Delegada disse que não se pode afirmar que Arruda foi vítima de crime de ódio Reprodução

O Ministério Público do Paraná pode solicitar mais diligências nas investigações sobre o assassinato a tiros do tesoureiro do PT Marcelo Arruda pelo bolsonarista Jorge Guaranho, e inclusive enquadrar em outra capitulação jurídica a conduta do agente penitenciário indiciado nesta sexta-feira, 15, pela Polícia Civil por homicídio duplamente qualificado. A avaliação é de advogados consultados pelo Estadão, que explicam que o entendimento da Promotoria não é vinculado às conclusões da autoridade policial.
A delegada Camila Cecconello, presidente do inquérito sobre o crime que ocorreu no último sábado, 9, em Foz do Iguaçu imputou ao agente penitenciário homicídio qualificado por motivo torpe e causar perigo comum. Segundo ela, não há provas suficientes de que Guaranho queria cometer um "crime de ódio contra pessoas de outros partidos". Ainda segundo Camila, "é complicado" dizer que o "homicídio ocorreu porque o autor queria impedir o exercício dos direitos políticos daquela vítima".
A investigação foi concluída cinco dias depois da morte de Arruda, sendo que ainda não ficaram prontos resultados de perícias solicitadas pela Polícia.

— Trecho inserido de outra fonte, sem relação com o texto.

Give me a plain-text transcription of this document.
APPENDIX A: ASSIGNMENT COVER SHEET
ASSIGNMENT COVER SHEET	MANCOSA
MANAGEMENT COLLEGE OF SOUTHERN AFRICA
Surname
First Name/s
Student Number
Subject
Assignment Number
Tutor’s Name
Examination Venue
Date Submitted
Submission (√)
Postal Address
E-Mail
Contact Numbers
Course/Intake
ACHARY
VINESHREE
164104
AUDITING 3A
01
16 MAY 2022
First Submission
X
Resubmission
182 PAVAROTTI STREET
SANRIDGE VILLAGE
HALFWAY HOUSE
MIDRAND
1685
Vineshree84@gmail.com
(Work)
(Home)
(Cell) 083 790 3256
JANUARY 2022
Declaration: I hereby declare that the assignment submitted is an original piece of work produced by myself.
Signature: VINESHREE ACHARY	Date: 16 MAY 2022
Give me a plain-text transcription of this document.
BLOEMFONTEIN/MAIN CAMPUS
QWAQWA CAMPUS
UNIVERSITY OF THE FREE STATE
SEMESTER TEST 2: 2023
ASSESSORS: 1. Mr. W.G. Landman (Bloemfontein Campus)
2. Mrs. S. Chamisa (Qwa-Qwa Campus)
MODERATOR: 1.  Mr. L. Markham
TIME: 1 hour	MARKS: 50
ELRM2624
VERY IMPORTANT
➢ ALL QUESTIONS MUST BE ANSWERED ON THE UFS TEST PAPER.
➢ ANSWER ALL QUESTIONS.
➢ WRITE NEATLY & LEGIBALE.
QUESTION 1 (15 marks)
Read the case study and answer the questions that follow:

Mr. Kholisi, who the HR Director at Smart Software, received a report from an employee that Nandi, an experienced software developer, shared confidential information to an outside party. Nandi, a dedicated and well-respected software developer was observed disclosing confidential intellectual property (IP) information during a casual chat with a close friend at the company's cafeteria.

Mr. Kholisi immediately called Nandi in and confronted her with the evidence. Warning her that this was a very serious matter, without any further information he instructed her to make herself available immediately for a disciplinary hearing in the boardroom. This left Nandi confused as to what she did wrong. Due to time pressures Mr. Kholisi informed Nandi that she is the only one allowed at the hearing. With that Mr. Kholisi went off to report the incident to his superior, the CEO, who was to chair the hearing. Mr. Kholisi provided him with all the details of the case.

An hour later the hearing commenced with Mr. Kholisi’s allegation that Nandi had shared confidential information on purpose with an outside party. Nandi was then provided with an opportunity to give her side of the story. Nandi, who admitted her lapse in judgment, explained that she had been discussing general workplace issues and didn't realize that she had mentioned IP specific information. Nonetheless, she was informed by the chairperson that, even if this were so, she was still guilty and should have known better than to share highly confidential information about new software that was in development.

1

O celular de Arruda foi apreendido somente nesta quinta-feira, 14.
A advogada Carla Rahal Benedetti, professora de Direito Penal e Processo Penal, explica que a confecção relatório pela Polícia Civil, antes do término das perícias "é um tanto contrário às práticas de investigação e conclusão de inquérito". Mas ela alerta que o Ministério Público pode entender que são necessárias mais evidências ou até alterar a capitulação jurídica.
O Ministério Público é o titular da ação penal. Cabe a ele apresentar ou não denúncia contra Guaranho ou, ainda, requisitar novas investigações à Polícia.
Na mesma linha, o advogado Lucas Serafim diz que "não é comum" a finalização de investigações antes da entrega dos laudos policiais, mas indica que, caso a autoridade policial, tenha considerado "suficiente" o conjunto probatório produzido, pode-se dar por encerradas as apurações.
No entanto, Serafim diz que a investigação é preliminar e assim, diante do apurado, o Ministério Público pode pedir novas diligências investigativas, se entender necessário, ou propor a ação penal competente. "O promotor não é vinculado às conclusões da autoridade policial principalmente no que diz respeito ao enquadramento jurídico. Caso entenda haver um conjunto de provas que dê suporte para a ação penal, o MP poderá enquadrar os fatos na capitulação jurídica que julgar pertinente", explica.
Segundo o especialista, a investigação sobre a motivação do crime — se foi praticado em razão de divergência política — "está intimamente ligada" aos fatos que foram apurados antes do homicídio em si.
O advogado Raul Abramo Ariano explica ainda que o objetivo do trabalho de investigação é "trazer contornos mais completos o possível do cenário fático, a fim de subsidiar o Ministério Público com elementos para a conformação da opinião sobre o crime". No entanto, Ariano também lembra que a conclusão da investigação policial não vincula a decisão do Ministério Público sobre a imputação que será feita, apenas a ampara com os elementos indiciários produzidos.
O advogado contesta uma das frases usadas pela delegada Camila Cecconello de que o que há no inquérito é a "alegação da esposa", mas não a "alegação da subjetividade do autor, então é difícil falar que há um crime de ódio".
"A conclusão ignora que a aferição de elementos atinentes à subjetividade de um autor de crime não se faz tão somente por meio de sua própria autoafirmação. Se assim fosse, nenhum crime doloso seria punido quando o autor nega sua vontade de cometê-lo É necessária uma análise de contexto", diz.